Guy Maddin’s thrilling, ingenious My Winnipeg is a love letter to the Canadian director’s hometown.

My Winnepeg
Photo: Tribeca Film Festival

Guy Maddin’s thrilling, ingenious My Winnipeg is a love letter to the Canadian director’s hometown disguised as a Buñuel “escape from the bourgeoisie” comedy. Like a guest at a never-ending dinner party, Maddin (who narrates the B&W, MOS film) is plotting to finally leave the comfort of “snowy, sleepwalking Winnipeg,” the city of his birth—the city he’s spent his entire life in—but must fight the unseen magnetic forces that are keeping him there. Fortunately, unlike Buñuel’s clueless characters, Maddin has a secret weapon—he’s a filmmaker. “What if I film my way out of here?” he proposes.

And thus begins one man’s incredible odyssey through a looking glass past. Using a combination of archival footage, scenes of narcoleptic train passengers, words flashing onto the screen as in an old train robbery silent, the sounds of chugging railroad cars and jangling keys, of hair clippers mixed with a symphony, repeating images of “forks, lap and fur” (the ingredients of the “magnetic pull”), not to mention hilarious narration (wherein Maddin dispenses “facts” like Winnipeg having ten times the sleepwalking rate of anywhere in the world), all mingled with descriptions of his “mother” (as strong as the railroad), Maddin creates a “docu-fantasia” that is more truthful than most nonfiction films. He deals not just in physical reality, but psychic as well. Maddin’s small childhood memories, just as momentous as the city’s grand history, are entwined as one.

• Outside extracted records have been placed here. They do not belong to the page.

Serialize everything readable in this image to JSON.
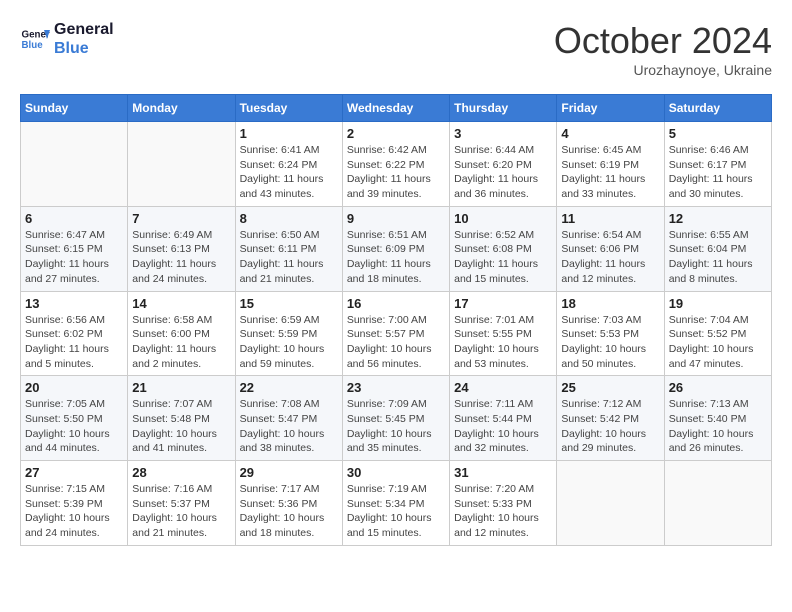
{
  "header": {
    "logo_line1": "General",
    "logo_line2": "Blue",
    "month": "October 2024",
    "location": "Urozhaynoye, Ukraine"
  },
  "weekdays": [
    "Sunday",
    "Monday",
    "Tuesday",
    "Wednesday",
    "Thursday",
    "Friday",
    "Saturday"
  ],
  "weeks": [
    [
      {
        "day": "",
        "info": ""
      },
      {
        "day": "",
        "info": ""
      },
      {
        "day": "1",
        "info": "Sunrise: 6:41 AM\nSunset: 6:24 PM\nDaylight: 11 hours and 43 minutes."
      },
      {
        "day": "2",
        "info": "Sunrise: 6:42 AM\nSunset: 6:22 PM\nDaylight: 11 hours and 39 minutes."
      },
      {
        "day": "3",
        "info": "Sunrise: 6:44 AM\nSunset: 6:20 PM\nDaylight: 11 hours and 36 minutes."
      },
      {
        "day": "4",
        "info": "Sunrise: 6:45 AM\nSunset: 6:19 PM\nDaylight: 11 hours and 33 minutes."
      },
      {
        "day": "5",
        "info": "Sunrise: 6:46 AM\nSunset: 6:17 PM\nDaylight: 11 hours and 30 minutes."
      }
    ],
    [
      {
        "day": "6",
        "info": "Sunrise: 6:47 AM\nSunset: 6:15 PM\nDaylight: 11 hours and 27 minutes."
      },
      {
        "day": "7",
        "info": "Sunrise: 6:49 AM\nSunset: 6:13 PM\nDaylight: 11 hours and 24 minutes."
      },
      {
        "day": "8",
        "info": "Sunrise: 6:50 AM\nSunset: 6:11 PM\nDaylight: 11 hours and 21 minutes."
      },
      {
        "day": "9",
        "info": "Sunrise: 6:51 AM\nSunset: 6:09 PM\nDaylight: 11 hours and 18 minutes."
      },
      {
        "day": "10",
        "info": "Sunrise: 6:52 AM\nSunset: 6:08 PM\nDaylight: 11 hours and 15 minutes."
      },
      {
        "day": "11",
        "info": "Sunrise: 6:54 AM\nSunset: 6:06 PM\nDaylight: 11 hours and 12 minutes."
      },
      {
        "day": "12",
        "info": "Sunrise: 6:55 AM\nSunset: 6:04 PM\nDaylight: 11 hours and 8 minutes."
      }
    ],
    [
      {
        "day": "13",
        "info": "Sunrise: 6:56 AM\nSunset: 6:02 PM\nDaylight: 11 hours and 5 minutes."
      },
      {
        "day": "14",
        "info": "Sunrise: 6:58 AM\nSunset: 6:00 PM\nDaylight: 11 hours and 2 minutes."
      },
      {
        "day": "15",
        "info": "Sunrise: 6:59 AM\nSunset: 5:59 PM\nDaylight: 10 hours and 59 minutes."
      },
      {
        "day": "16",
        "info": "Sunrise: 7:00 AM\nSunset: 5:57 PM\nDaylight: 10 hours and 56 minutes."
      },
      {
        "day": "17",
        "info": "Sunrise: 7:01 AM\nSunset: 5:55 PM\nDaylight: 10 hours and 53 minutes."
      },
      {
        "day": "18",
        "info": "Sunrise: 7:03 AM\nSunset: 5:53 PM\nDaylight: 10 hours and 50 minutes."
      },
      {
        "day": "19",
        "info": "Sunrise: 7:04 AM\nSunset: 5:52 PM\nDaylight: 10 hours and 47 minutes."
      }
    ],
    [
      {
        "day": "20",
        "info": "Sunrise: 7:05 AM\nSunset: 5:50 PM\nDaylight: 10 hours and 44 minutes."
      },
      {
        "day": "21",
        "info": "Sunrise: 7:07 AM\nSunset: 5:48 PM\nDaylight: 10 hours and 41 minutes."
      },
      {
        "day": "22",
        "info": "Sunrise: 7:08 AM\nSunset: 5:47 PM\nDaylight: 10 hours and 38 minutes."
      },
      {
        "day": "23",
        "info": "Sunrise: 7:09 AM\nSunset: 5:45 PM\nDaylight: 10 hours and 35 minutes."
      },
      {
        "day": "24",
        "info": "Sunrise: 7:11 AM\nSunset: 5:44 PM\nDaylight: 10 hours and 32 minutes."
      },
      {
        "day": "25",
        "info": "Sunrise: 7:12 AM\nSunset: 5:42 PM\nDaylight: 10 hours and 29 minutes."
      },
      {
        "day": "26",
        "info": "Sunrise: 7:13 AM\nSunset: 5:40 PM\nDaylight: 10 hours and 26 minutes."
      }
    ],
    [
      {
        "day": "27",
        "info": "Sunrise: 7:15 AM\nSunset: 5:39 PM\nDaylight: 10 hours and 24 minutes."
      },
      {
        "day": "28",
        "info": "Sunrise: 7:16 AM\nSunset: 5:37 PM\nDaylight: 10 hours and 21 minutes."
      },
      {
        "day": "29",
        "info": "Sunrise: 7:17 AM\nSunset: 5:36 PM\nDaylight: 10 hours and 18 minutes."
      },
      {
        "day": "30",
        "info": "Sunrise: 7:19 AM\nSunset: 5:34 PM\nDaylight: 10 hours and 15 minutes."
      },
      {
        "day": "31",
        "info": "Sunrise: 7:20 AM\nSunset: 5:33 PM\nDaylight: 10 hours and 12 minutes."
      },
      {
        "day": "",
        "info": ""
      },
      {
        "day": "",
        "info": ""
      }
    ]
  ]
}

And what memories he has—of “dreamy addresses” (Winnipeg has an ordinance that all residents must admit former tenants to their abode for one night), of a bizarre home that housed his mother’s beauty parlor. “I was proud of the strangeness,” Maddin admits. It was a “chunk of happy home.” Growing up in a salon, Maddin was forever surrounded by the “smell of female vanity and desperation.” Desperate to film his way out of the past, the director decides to sublet his childhood home for a month and recreate scenes from his youth using both actors and his “real” mother (played by the still-stunning, silver-haired, 40s noir actress Ann Savage).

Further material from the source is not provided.